ISO 6 doesn't specify a developer. Manufacturers can use any developer and multiple developers if they wish. It does specify the developer needs to be listed.
If you're testing, you should use the developer you intend to use in practice.
Thank you for the clarification.
But wont this mean the reference for Ilford Delta 100 at 0.1 over base+fog will no longer match the value expected for using as calibration for the light output?
Edit:
Does this look ok? I set maximum Exposure Time, Mode 7. More than that would require me to exposure twice
Thank you very much for these numbers!
I assume this is only true when using the ISO Standard Kodak D-76 Developer? I currently use XTOL, but I can purchase D76 just for these calibration process.
...based on a practical evaluation of film speed and is not based on foot speed, as is the ISO standard.
My use of the seinsitometer is rather simple. I more or less ignore the absolute output and find the ISO of the film by in-camera exposure. That way I can be sure camera and lightmeter together deliver the result needed in a real-world setup.
The step-wedge in the sensitometer just tells me if I nailed the development.
That way I also do not need to worry about spectral output vs. sensitivity.
Your strip looks pretty good. Maybe consider a touch less exposure. The key is to have enough toe to work with, especially with extended development times.

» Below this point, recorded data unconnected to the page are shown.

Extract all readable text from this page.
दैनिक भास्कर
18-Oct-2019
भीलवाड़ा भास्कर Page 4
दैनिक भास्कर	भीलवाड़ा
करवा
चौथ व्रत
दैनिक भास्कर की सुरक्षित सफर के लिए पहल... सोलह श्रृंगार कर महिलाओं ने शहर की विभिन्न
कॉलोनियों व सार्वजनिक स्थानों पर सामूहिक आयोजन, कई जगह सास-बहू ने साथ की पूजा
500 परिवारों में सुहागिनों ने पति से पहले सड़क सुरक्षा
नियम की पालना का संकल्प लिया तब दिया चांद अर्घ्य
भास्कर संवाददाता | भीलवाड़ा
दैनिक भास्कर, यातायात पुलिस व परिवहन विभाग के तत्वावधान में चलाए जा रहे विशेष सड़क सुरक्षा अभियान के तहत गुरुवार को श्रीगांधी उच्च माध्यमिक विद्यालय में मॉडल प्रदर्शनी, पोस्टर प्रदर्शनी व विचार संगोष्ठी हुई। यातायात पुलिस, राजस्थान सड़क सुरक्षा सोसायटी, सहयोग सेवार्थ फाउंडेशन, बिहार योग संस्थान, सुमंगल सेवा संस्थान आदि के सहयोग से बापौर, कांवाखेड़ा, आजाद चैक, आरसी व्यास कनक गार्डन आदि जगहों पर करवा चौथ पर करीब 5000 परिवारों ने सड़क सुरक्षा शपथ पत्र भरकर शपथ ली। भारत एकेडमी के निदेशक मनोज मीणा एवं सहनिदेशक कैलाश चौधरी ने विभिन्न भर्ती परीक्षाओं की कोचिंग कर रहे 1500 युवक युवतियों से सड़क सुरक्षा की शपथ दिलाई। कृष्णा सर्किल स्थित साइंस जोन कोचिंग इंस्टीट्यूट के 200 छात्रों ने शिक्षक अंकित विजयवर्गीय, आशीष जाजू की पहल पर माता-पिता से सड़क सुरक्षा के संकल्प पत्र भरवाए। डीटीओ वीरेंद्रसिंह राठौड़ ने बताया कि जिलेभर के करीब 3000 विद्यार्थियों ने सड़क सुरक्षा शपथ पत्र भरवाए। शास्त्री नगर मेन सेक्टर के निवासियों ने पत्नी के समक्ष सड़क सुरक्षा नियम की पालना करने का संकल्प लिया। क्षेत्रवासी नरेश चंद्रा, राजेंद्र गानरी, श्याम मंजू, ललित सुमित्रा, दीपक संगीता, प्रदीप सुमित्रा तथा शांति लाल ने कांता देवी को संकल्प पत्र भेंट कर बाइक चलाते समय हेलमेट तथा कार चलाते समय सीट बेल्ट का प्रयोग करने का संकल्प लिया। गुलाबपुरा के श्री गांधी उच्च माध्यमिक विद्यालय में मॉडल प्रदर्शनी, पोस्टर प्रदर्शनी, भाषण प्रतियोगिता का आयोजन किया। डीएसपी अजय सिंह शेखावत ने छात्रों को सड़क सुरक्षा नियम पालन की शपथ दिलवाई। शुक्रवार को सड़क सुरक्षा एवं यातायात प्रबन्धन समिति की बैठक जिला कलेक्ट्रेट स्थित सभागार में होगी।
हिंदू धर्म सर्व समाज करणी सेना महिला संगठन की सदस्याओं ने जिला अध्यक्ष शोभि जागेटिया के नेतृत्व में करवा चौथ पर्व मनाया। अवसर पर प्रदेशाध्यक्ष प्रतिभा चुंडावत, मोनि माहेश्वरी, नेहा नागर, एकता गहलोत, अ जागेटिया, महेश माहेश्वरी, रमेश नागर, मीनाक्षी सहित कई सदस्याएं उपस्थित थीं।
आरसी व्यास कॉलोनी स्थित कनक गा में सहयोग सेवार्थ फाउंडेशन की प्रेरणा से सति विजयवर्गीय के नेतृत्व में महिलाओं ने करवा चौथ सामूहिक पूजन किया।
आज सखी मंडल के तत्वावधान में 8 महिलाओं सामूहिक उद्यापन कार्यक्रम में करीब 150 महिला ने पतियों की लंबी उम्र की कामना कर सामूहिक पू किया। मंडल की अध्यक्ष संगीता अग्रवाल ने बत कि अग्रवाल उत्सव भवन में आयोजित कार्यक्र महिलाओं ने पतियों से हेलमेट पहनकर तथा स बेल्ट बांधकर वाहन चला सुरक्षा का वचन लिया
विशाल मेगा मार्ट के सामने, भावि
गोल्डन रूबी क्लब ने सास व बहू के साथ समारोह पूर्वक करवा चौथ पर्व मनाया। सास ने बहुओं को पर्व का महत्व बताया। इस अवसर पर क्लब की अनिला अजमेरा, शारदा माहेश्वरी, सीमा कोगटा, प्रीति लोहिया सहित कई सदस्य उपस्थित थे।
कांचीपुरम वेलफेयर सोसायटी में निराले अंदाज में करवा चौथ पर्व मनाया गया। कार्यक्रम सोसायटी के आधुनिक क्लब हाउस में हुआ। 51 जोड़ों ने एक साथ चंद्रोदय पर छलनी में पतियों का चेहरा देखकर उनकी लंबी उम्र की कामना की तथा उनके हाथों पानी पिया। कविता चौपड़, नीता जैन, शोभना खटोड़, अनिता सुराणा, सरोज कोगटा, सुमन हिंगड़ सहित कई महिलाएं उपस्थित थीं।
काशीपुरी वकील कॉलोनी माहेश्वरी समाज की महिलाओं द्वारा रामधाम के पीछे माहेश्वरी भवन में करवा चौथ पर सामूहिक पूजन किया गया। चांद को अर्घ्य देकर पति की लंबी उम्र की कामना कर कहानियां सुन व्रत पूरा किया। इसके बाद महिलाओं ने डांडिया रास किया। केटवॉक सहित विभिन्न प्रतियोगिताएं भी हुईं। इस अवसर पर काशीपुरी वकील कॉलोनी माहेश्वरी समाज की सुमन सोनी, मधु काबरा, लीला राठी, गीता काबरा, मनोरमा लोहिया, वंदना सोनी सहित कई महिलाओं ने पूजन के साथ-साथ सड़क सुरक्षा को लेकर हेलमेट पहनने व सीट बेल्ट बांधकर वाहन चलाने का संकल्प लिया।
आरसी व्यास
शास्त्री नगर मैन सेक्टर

Two things from the Ilford D100 datasheet. They list ID11 or DD-X for "Best Image Quality" so you might want to use that developer. However, they also indicate the exposure indexes listed in the PDF file are:
That is more or less exactly how I'm doing it right now. Minus four stops correction after measuring a uniform target with constantly distrusted and frequently crosschecked devices and measure the resulting density. The optimal density is always debatable within the lower decimals. But I still have to take the time to get my Macbeth TD904 up and running again.So you find your Film Speed like described by Ansel Adams, bracketing shooting Zone I Metering, and the frame where the exposure gives you 0.1 over b+f, that is what your film speed is set?
So it would be beneficial to have more toe samples, meaning more patches with lesser density?
So you find your Film Speed like described by Ansel Adams, bracketing shooting Zone I Metering, and the frame where the exposure gives you 0.1 over b+f, that is what your film speed is set?
Zone System testing uses a different method than a sensitometric approach using a step table and curves. It states the 0.10 fixed density is four stops below the metered exposure. This method will generally generate a 1/2 to 1 stop slower film speed than the box speed because the ISO speed point is 3 1/3 stops below the metered exposure point (Hg/Hm = 10). Zone System users end up rating their film one half to 1 stop slower than the box speed without any complaints. In fact, most have no idea they are using erroneous speeds because most didn't have a way to confirm their results
That is also my understanding from the Zone System, and I am also in the process of reading the books. Ansel Adams makes it quite clear, it is a tool to allow the artist to transform his vision into a final print, and there are scientific but also very practical steps.I'm just reading Adam's books again: The system gives you a tool to make this decisions reproducibly and defines a usable baseline, it is not scientific standard of some kind and was never intended as such. I uses the scientific basis of sensitometry and densitometry as its foundation but in application is was meant as a practical approach, regardless of what some may make out of it.